Corporate business tax has recently become one of the most controversial political footballs in the world. In most developed countries, popular pressure is mounting on governments to impose higher and higher taxes on big business in the belief that this sector of the economy is not pulling its weight in the struggle to balance fiscal budgets. At the same time, these governments are struggling to underbid each other when it comes to setting corporate business tax rates because they are desperate to attract new overseas investment and to stop companies from moving to a foreign country where the tax burden is lower.
The easiest solution to this relentless tug-of-war is for governments to agree that they are all going to charge the same. This might work within an economic cluster like the European Union but there are always going to be tax havens like the Caymans and the British Virgin Islands which companies can use to shelter the bulk of their profits from tax. A huge global giant like Vodafone can quite easily arrange its affairs so that it makes less taxable profit in high tax countries and channels most of its profits to low tax areas.

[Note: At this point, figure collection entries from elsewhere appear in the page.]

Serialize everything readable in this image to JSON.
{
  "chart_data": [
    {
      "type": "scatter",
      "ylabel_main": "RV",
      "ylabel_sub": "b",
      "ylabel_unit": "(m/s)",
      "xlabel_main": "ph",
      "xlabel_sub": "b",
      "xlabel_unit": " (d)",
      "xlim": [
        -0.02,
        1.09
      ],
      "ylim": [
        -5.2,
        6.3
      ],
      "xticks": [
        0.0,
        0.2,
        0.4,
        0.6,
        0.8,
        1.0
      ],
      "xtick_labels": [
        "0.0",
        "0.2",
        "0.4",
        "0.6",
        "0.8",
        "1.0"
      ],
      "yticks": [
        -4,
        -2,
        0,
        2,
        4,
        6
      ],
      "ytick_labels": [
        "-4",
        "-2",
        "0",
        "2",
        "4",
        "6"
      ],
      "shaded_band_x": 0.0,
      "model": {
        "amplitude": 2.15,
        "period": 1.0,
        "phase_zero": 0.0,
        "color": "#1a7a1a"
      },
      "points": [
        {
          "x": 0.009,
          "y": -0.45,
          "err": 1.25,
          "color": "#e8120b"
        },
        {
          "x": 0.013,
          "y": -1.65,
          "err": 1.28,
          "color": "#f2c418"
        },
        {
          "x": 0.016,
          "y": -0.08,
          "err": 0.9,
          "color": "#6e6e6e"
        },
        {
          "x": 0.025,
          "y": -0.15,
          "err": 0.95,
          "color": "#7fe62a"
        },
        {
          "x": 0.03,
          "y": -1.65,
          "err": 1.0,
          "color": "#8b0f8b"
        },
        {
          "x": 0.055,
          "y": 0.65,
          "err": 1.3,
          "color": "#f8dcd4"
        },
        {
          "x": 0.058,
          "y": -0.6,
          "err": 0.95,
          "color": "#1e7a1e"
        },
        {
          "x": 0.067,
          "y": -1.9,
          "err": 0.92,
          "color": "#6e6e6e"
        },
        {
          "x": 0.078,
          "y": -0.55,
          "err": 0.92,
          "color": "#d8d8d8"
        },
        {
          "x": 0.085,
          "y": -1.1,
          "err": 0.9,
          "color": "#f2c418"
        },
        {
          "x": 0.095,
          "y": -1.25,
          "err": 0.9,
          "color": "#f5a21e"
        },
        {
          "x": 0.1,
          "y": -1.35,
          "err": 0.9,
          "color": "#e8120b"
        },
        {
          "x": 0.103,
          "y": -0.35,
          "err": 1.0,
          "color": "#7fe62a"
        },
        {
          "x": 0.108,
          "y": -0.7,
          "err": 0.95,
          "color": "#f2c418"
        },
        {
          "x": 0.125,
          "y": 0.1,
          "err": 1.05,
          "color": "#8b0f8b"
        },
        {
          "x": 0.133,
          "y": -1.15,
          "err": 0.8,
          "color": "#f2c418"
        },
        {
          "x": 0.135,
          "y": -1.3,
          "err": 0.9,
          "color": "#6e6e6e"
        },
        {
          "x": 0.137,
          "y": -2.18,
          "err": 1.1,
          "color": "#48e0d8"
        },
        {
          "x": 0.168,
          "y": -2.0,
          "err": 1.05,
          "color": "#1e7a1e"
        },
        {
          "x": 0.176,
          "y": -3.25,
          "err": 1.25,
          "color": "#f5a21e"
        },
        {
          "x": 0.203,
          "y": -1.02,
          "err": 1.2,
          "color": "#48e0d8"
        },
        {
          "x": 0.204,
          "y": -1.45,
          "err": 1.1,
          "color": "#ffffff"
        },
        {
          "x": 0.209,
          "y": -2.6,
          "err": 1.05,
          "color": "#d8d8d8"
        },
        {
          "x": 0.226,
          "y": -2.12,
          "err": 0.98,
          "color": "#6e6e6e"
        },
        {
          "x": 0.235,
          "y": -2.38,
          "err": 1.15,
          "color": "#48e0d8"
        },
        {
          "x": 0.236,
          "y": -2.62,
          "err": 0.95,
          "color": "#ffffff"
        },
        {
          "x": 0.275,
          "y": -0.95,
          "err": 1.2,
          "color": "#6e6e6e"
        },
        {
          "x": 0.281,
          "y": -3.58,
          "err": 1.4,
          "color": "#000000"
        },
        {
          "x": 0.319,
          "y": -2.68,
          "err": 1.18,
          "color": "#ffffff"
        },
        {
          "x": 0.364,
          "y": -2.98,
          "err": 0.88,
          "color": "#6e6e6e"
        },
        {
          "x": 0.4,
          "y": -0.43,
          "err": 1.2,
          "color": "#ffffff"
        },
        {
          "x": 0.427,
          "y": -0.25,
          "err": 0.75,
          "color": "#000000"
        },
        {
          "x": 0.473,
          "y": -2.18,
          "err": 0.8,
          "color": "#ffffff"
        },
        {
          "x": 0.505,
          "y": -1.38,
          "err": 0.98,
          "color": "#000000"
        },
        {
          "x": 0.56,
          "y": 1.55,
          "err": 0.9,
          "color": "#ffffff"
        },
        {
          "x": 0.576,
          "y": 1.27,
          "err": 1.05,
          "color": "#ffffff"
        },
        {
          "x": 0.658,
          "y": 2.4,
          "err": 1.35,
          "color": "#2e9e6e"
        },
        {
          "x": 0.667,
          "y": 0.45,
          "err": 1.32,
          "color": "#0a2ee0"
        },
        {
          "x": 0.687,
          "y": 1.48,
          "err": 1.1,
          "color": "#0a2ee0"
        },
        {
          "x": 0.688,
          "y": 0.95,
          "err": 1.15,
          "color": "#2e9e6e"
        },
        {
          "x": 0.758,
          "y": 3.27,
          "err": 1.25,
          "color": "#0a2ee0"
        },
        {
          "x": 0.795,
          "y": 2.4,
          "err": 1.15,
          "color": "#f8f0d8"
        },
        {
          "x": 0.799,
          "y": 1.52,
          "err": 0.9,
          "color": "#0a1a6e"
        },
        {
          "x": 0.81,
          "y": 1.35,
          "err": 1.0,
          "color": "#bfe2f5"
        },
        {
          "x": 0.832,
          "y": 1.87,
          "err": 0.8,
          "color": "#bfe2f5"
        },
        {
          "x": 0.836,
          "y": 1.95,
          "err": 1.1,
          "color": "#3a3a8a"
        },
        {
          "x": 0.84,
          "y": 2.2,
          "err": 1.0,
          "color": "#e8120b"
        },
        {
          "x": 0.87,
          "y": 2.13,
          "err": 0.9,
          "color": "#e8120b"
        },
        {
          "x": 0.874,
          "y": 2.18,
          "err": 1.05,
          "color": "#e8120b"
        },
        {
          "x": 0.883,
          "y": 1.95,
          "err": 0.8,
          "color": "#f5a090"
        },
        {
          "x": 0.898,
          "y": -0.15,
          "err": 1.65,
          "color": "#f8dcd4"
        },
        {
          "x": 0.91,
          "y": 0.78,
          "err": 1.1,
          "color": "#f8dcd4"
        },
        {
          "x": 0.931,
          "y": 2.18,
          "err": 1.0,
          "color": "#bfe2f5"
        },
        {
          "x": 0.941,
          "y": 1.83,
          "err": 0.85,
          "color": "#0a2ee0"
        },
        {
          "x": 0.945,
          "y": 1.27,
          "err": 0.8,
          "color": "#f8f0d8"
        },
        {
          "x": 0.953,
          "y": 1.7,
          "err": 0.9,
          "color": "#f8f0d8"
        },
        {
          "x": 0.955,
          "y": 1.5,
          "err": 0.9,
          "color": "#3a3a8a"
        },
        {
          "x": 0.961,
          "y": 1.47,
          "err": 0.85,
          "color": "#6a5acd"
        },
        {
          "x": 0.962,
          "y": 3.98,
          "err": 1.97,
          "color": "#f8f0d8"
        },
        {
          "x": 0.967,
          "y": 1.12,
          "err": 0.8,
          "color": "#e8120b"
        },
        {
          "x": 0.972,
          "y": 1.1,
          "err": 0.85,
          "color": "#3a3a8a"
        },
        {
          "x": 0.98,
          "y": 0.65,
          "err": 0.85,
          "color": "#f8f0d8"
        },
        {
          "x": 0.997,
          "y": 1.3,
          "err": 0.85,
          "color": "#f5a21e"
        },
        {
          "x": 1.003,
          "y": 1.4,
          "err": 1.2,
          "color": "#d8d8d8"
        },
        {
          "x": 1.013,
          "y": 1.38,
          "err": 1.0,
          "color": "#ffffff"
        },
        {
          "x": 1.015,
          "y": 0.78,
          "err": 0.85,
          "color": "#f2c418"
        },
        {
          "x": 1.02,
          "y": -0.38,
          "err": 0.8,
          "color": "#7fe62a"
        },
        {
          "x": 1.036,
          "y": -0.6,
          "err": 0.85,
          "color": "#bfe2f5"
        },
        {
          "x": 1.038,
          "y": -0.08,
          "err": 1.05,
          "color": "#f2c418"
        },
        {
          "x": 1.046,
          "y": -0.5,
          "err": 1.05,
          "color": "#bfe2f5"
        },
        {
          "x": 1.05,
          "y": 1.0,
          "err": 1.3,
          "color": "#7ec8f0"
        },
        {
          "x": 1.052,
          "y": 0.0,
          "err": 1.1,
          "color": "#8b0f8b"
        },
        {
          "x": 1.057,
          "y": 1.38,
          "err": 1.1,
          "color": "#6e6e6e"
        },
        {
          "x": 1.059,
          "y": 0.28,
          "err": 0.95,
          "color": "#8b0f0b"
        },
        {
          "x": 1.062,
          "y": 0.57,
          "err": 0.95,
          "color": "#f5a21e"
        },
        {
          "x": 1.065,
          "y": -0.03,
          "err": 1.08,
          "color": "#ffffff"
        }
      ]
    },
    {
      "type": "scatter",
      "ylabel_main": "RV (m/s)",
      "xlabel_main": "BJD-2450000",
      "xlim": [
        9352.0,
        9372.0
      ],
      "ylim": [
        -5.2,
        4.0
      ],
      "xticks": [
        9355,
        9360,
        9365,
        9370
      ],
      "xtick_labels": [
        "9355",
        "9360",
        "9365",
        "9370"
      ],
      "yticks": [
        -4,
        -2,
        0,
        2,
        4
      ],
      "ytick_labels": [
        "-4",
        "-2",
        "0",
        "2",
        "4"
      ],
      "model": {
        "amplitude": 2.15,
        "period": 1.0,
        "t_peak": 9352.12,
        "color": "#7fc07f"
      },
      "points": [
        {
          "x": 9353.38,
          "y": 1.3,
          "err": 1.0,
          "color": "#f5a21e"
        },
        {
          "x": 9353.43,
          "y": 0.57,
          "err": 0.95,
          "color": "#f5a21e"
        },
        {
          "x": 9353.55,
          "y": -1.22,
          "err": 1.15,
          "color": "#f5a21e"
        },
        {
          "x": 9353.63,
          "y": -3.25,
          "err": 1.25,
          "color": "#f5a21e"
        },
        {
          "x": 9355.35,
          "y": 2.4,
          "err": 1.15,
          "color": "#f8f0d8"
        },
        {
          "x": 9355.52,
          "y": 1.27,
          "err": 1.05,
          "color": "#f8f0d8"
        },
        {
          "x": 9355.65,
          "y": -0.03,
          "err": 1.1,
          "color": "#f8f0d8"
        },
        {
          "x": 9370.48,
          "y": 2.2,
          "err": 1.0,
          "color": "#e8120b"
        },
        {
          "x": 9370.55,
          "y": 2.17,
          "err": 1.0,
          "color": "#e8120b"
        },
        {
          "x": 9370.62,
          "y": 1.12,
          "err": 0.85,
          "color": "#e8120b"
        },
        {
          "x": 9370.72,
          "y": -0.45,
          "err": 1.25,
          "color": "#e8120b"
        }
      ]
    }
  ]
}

One cannot help but conclude that Western governments are caught between a rock and hard place. They need to cosy up to big business in order to keep jobs and whatever corporate taxes they manage to get hold of. On the other hand, voters do not like to see large corporations failing to pay an acceptable level of tax on the profits to which they have contributed.
One solution to this on-going conundrum is to introduce a sales or turnover tax on revenues derived in each domestic market. Let’s take a classic example like Sir Phillip Green’s Arcadia group which owns retail chains like Topshop and BHS. At present, most of the corporate profits earned by this group in the UK appear to be largely sheltered from tax by virtue of the fact that Sir Phillip and his wife live in Monaco. If the government introduced a sales tax of, say, 2%, then it would receive £2 million on every £100 million of goods sold in the group’s shops regardless of any corporation tax liability.
The beauty of such a system is that, like VAT, it is impossible to for large companies to avoid. If sales fall in a recession, then their tax bill would fall proportionately. The only real argument against such a turnover tax is that, unlike corporation tax, it would still be payable if a company was making a loss.